- Coordinates: 38°04′30″N 87°02′54″W﻿ / ﻿38.07500°N 87.04833°W
- Country: United States
- State: Indiana
- County: Spencer

Government
- • Type: Indiana township

Area
- • Total: 20.49 sq mi (53.1 km^{2})
- • Land: 20.25 sq mi (52.4 km^{2})
- • Water: 0.24 sq mi (0.62 km^{2})
- Elevation: 505 ft (154 m)

Population (2020)
- • Total: 803
- • Density: 39.7/sq mi (15.3/km^{2})
- FIPS code: 18-37422
- GNIS feature ID: 453467

= Jackson Township, Spencer County, Indiana =

Jackson Township is one of nine townships in Spencer County, Indiana. As of the 2010 census, its population was 803 and it contained 353 housing units. Jackson Township contains the city of Gentryville.

Historical population
| Census | Pop. | Note | %± |
| 1890 | 1,158 |  | — |
| 1900 | 1,173 |  | 1.3% |
| 1910 | 1,037 |  | −11.6% |
| 1920 | 770 |  | −25.7% |
| 1930 | 703 |  | −8.7% |
| 1940 | 649 |  | −7.7% |
| 1950 | 632 |  | −2.6% |
| 1960 | 613 |  | −3.0% |
| 1970 | 630 |  | 2.8% |
| 1980 | 848 |  | 34.6% |
| 1990 | 824 |  | −2.8% |
| 2000 | 868 |  | 5.3% |
| 2010 | 891 |  | 2.6% |
| 2020 | 803 |  | −9.9% |
Source: US Decennial Census

==History==
Jackson Township was organized in 1841, and named for Andrew Jackson (1767–1845), the 7th President of the United States.

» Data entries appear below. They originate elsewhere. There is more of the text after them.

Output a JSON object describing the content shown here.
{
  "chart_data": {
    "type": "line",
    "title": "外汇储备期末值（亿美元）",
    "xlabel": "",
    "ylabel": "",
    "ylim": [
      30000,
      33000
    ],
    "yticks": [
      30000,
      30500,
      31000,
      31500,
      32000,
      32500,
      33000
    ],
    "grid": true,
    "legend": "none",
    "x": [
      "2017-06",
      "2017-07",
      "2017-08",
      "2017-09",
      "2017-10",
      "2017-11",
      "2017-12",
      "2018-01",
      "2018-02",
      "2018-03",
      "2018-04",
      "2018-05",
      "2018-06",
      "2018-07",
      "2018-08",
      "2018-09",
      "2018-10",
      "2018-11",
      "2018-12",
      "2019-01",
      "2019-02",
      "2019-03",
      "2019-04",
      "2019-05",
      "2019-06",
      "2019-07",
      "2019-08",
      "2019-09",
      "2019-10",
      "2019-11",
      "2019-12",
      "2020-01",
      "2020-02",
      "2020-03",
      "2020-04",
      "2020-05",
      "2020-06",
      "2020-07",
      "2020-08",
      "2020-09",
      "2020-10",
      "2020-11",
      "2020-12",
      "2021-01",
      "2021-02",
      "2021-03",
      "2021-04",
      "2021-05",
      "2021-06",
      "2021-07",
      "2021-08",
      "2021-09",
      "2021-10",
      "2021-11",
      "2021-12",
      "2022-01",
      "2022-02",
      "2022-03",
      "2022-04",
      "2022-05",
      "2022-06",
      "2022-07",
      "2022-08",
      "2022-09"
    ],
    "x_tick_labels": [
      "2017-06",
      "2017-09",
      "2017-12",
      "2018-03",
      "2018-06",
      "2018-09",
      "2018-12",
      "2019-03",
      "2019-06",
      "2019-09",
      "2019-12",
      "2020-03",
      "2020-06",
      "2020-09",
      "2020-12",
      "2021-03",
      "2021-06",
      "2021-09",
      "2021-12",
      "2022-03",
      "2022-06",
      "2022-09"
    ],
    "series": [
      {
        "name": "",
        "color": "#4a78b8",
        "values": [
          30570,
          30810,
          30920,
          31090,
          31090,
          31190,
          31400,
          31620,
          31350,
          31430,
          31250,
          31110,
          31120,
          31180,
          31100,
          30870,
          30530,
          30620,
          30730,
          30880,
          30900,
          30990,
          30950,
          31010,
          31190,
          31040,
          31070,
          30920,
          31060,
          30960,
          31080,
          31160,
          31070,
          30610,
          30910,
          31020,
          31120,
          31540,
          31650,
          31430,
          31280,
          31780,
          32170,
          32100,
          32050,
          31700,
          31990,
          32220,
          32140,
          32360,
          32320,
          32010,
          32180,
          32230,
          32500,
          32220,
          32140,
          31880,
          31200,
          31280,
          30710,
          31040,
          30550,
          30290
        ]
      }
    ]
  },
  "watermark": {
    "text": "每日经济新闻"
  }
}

Colonel William Jones House was listed on the National Register of Historic Places in 1975.

==Geography==
According to the 2010 census, the township has a total area of 20.49 sqmi, of which 20.25 sqmi (or 98.83%) is land and 0.24 sqmi (or 1.17%) is water.